Louie continued to look uncomfortable, pawing and the ground and hanging his head. Murmurs began among the techs, and Dr. I contacted the surgeon on call to let him know that there might be an abdomen to cut.

Luck was on Louie's side, however, and after around 45 minutes, the left abdomen ping was gone. In its place was a reassuring dull thud. Louie stopped pawing the shavings in his stall, picked his head up, and started engaging with his owners who were standing outside his stall. Ultrasound confirmed that the distended, gassy mass was no longer where it had been. Score one for medical colics. Dr. I called the surgeon back to put him off guard, and the techs breathed a sigh of relief.

Since Louie's colon could technically displace again, we needed to monitor him every few hours until the morning. We wouldn't feel really confident until we saw real, formed manure. I pulled the 4 AM shift. When my alarm went off, I heaved myself out of bed, reflecting on how much worse this would be either not in California, or not in June.

In Louie's stall, I found a different animal than the dumpy horse of that afternoon. He even looked bigger, holding his head up and greeting me at the stall door. Soon after I haltered him, it became clear that Louie was hungry, and he had just about had it with my not feeding him. As I listened to his heart, he pawed the ground in a way that was more threatening and less pathetic than his previous leg movements. As I performed the important auscultation of his GI quadrants, he raised each hind foot in warning, one for each side I ausculted. Although this was no way to treat a person at 4 AM, I was just glad that he showed no signs of pain. Best of all, by 7 AM he had passed two piles of manure, to hallelujahs that only veterinarians can hear.

Louie just got better from that point. By better, I mean pushier. In fact, Louie and I had several disagreements today, over whether I was allowed to examine him, who would exit the stall door first, how fast we were going at the hand walk, which direction we were going at the hand walk, and whether it was okay to drag me over to a patch of grass so he could stuff his face. I remembered a trick from my dog training days; whenever Louie started going faster than I wanted him to, I turned around and we went the other direction. It worked somewhat, but by the end of his brief walk-and graze, Louie and I were glaring at each other pretty hard.

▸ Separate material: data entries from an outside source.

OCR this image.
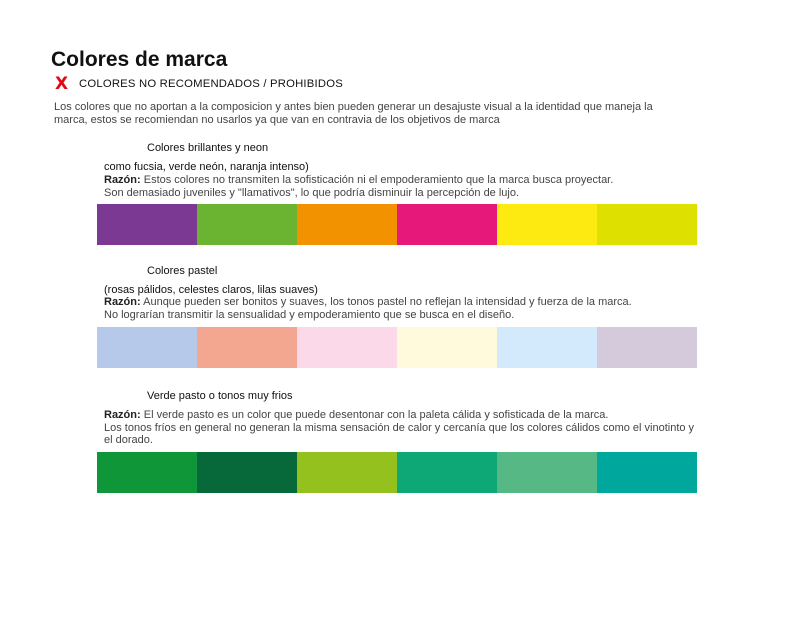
Colores de marca
X COLORES NO RECOMENDADOS / PROHIBIDOS

Los colores que no aportan a la composicion y antes bien pueden generar un desajuste visual a la identidad que maneja la marca, estos se recomiendan no usarlos ya que van en contravia de los objetivos de marca

Colores brillantes y neon
como fucsia, verde neón, naranja intenso)
Razón: Estos colores no transmiten la sofisticación ni el empoderamiento que la marca busca proyectar.
Son demasiado juveniles y "llamativos", lo que podría disminuir la percepción de lujo.
Colores pastel
(rosas pálidos, celestes claros, lilas suaves)
Razón: Aunque pueden ser bonitos y suaves, los tonos pastel no reflejan la intensidad y fuerza de la marca.
No lograrían transmitir la sensualidad y empoderamiento que se busca en el diseño.
Verde pasto o tonos muy frios
Razón: El verde pasto es un color que puede desentonar con la paleta cálida y sofisticada de la marca.
Los tonos fríos en general no generan la misma sensación de calor y cercanía que los colores cálidos como el vinotinto y el dorado.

What I got out of this experience, aside from confidence in taking heart rates, is reassurance that I like the pace of an urgent problem. This is not how I would have described myself previously, but I do. I like being able to see a problem and work out what is going wrong and what has to happen to make it right. Perhaps most obvious, I hate being bored, and an emergency is the opposite of a slow day at work. I learned that I like medicine, and that I have only just scratched it's surface. I also learned that I can often rely on my knowledge, even though it is only the knowledge of a first-year veterinary student. I identified the nephrosplenic entrapment immediately when it was described to me, and I heard that ping. This is a very small deal, but it is a very big reassurance that my work will have tangible returns.

Tomorrow Louie will return home, and I will not be sad when it is not my job to walk him and haul his nose out of the buckets of hay, potted plants, and grassy patches. He will be glad to return to his life jumping fences with his teenager and never again letting me touch his abdomen with that cold metal thing. Maybe we'll glare at each other a little bit as his trailer pulls away.